3 novembre 2014 – Le maire de Ciboure (Pyrénées-Atlantiques) coupe l’électricité de l’ikastola de Seaska. Une douzaine d’enfants y sont scolarisés en langue basque. La scolarité est gratuite et laïque.

Septembre 2014 - Le tribunal administratif de Pau ordonne à Seaska de libérer dans un délai de sept jours une parcelle de la commune de Ciboure sur laquelle est installé un préfabriqué qui héberge une classe maternelle en langue basque. En juillet, la municipalité avait refusé de reconduire le bailArticles de presse:   http://bzh.me/fcd6 et  http://bzh.me/fcdh

Septembre 2014 – Lily C.-B. n’a pas fait sa rentrée de CP dans l’école publique bilingue à Landerneau (Finistère) car la commune de résidence de l’enfant et la commune de son école ne s’entendent pas pour assumer les frais de scolarité ; l’école publique refuse son inscription. Lire dans la presse:  http://bzh.me/fcd7

Septembre 2014 – Sur décision du tribunal administratif de Limoges, la Calandreta de Limoges doit rembourser 47 000 euros au conseil régional qui lui avait versé cette subvention. Depuis 1994, la Calandreta scolarise une cinquantaine d’enfants en langue occitane. La scolarité est gratuite et laïque. Lire dans la presse:  http://bzh.me/fcd8

Juillet 2014 – Le rectorat de Strasbourg refuse l’ouverture de classes bilingues publiques à Erstein (Bas-Rhin)

malgré 70 enfants préinscrits. La Convention quadripartite (Etat, région Alsace et départements du Bas-Rhin et du Haut-Rhin) de 2007-2013 annonçait un doublement des effectifs bilingues ; ils ont progressé de 16492 élèves en 2007 à 23283 élèves à la rentrée 2014, il en manque 9700. Article de presse:  http://bzh.me/fcd9

Juin 2014 – Les élèves de terminale des sections technologiques du lycée public Fulgence Bienvenüe de Loudéac ne sont pas autorisés à passer les épreuves facultatives en gallo alors qu’ils ont suivi un enseignement dans cette langue depuis plusieurs années. Selon une note de service ministérielle du 18 octobre 2012, « il n'y aura plus d'épreuves facultatives de langues vivantes étrangères ou régionales ».

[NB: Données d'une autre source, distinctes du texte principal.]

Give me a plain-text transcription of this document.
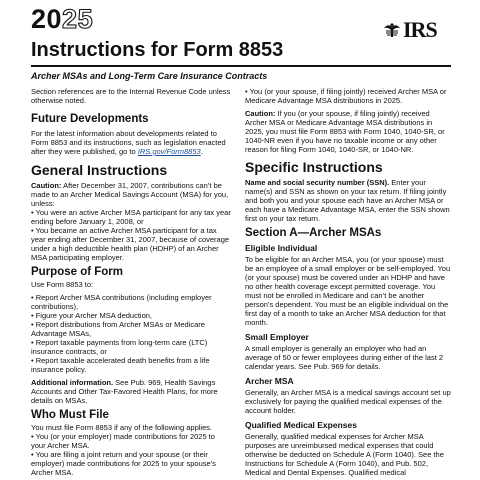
2025	IRS
Instructions for Form 8853
Archer MSAs and Long-Term Care Insurance Contracts

Section references are to the Internal Revenue Code unless otherwise noted.

Future Developments

For the latest information about developments related to Form 8853 and its instructions, such as legislation enacted after they were published, go to IRS.gov/Form8853.

General Instructions

Caution: After December 31, 2007, contributions can’t be made to an Archer Medical Savings Account (MSA) for you, unless:

• You were an active Archer MSA participant for any tax year ending before January 1, 2008, or

• You became an active Archer MSA participant for a tax year ending after December 31, 2007, because of coverage under a high deductible health plan (HDHP) of an Archer MSA participating employer.

Purpose of Form

Use Form 8853 to:

• Report Archer MSA contributions (including employer contributions),

• Figure your Archer MSA deduction,

• Report distributions from Archer MSAs or Medicare Advantage MSAs,

• Report taxable payments from long-term care (LTC) insurance contracts, or

• Report taxable accelerated death benefits from a life insurance policy.

Additional information. See Pub. 969, Health Savings Accounts and Other Tax-Favored Health Plans, for more details on MSAs.

Who Must File

You must file Form 8853 if any of the following applies.

• You (or your employer) made contributions for 2025 to your Archer MSA.

• You are filing a joint return and your spouse (or their employer) made contributions for 2025 to your spouse's Archer MSA.

• You (or your spouse, if filing jointly) received Archer MSA or Medicare Advantage MSA distributions in 2025.

Caution: If you (or your spouse, if filing jointly) received Archer MSA or Medicare Advantage MSA distributions in 2025, you must file Form 8853 with Form 1040, 1040-SR, or 1040-NR even if you have no taxable income or any other reason for filing Form 1040, 1040-SR, or 1040-NR.

Specific Instructions

Name and social security number (SSN). Enter your name(s) and SSN as shown on your tax return. If filing jointly and both you and your spouse each have an Archer MSA or each have a Medicare Advantage MSA, enter the SSN shown first on your tax return.

Section A—Archer MSAs
Eligible Individual

To be eligible for an Archer MSA, you (or your spouse) must be an employee of a small employer or be self-employed. You (or your spouse) must be covered under an HDHP and have no other health coverage except permitted coverage. You must not be enrolled in Medicare and can’t be another person’s dependent. You must be an eligible individual on the first day of a month to take an Archer MSA deduction for that month.

Small Employer

A small employer is generally an employer who had an average of 50 or fewer employees during either of the last 2 calendar years. See Pub. 969 for details.

Archer MSA

Generally, an Archer MSA is a medical savings account set up exclusively for paying the qualified medical expenses of the account holder.

Qualified Medical Expenses

Generally, qualified medical expenses for Archer MSA purposes are unreimbursed medical expenses that could otherwise be deducted on Schedule A (Form 1040). See the Instructions for Schedule A (Form 1040), and Pub. 502, Medical and Dental Expenses. Qualified medical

Mai 2014 – Le rectorat de Rennes refuse l’ouverture d’une classe bilingue dans l’école publique de Coray, invoquant le manque d’enseignants. La pénurie d’enseignants et les insuffisances dans leur formation sont des problèmes récurrents. Le rectorat reviendra sur sa décision et la classe sera ouverte en septembre. Cependant la mairie n’a pas les moyens de financer un poste d’assistante maternelle pour la vingtaine d’enfants concernés par cette classe. Article de presse :  http://bzh.me/fcda

Mai 2014 – Le tribunal administratif de Rennes rejette la demande de l’école Diwan de Guingamp pour contraindre les communes de résidence des élèves, hors de la commune d’accueil, à participer aux frais de scolarisation. L’école Diwan de Guingamp scolarise en breton 80 enfants ; les écoles Diwan sont gratuites et laïques.

Février 2014 – Martí B. né à Perpignan, fête ses 16 ans. Ses parents avaient choisi de lui donner un prénom catalan, mais l’officier d’état civil a refusé d’orthographier le prénom avec son accent aigu sur le i. La loi française interdit l’utilisation de signes diacritiques (points, accents et cédilles) qui n'existent pas dans la langue française. Cette position a été confirmée jusqu’en Cour de Cassation et au Conseil de l’Europe. La jurisprudence Martí :  http://bzh.me/fcdi et  http://bzh.me/fcdj

Novembre 2013 – Nolwenn C. a étudié pendant 14 ans le breton. A l’heure de s’inscrire pour le baccalauréat STMG (management et gestion), le rectorat de Rennes refuse qu’elle passe l’option « breton » dans le cadre de ses épreuves facultatives. Selon une note de service ministérielle du 18 octobre 2012, « il n'y aura plus d'épreuves facultatives de langues vivantes étrangères ou régionales ».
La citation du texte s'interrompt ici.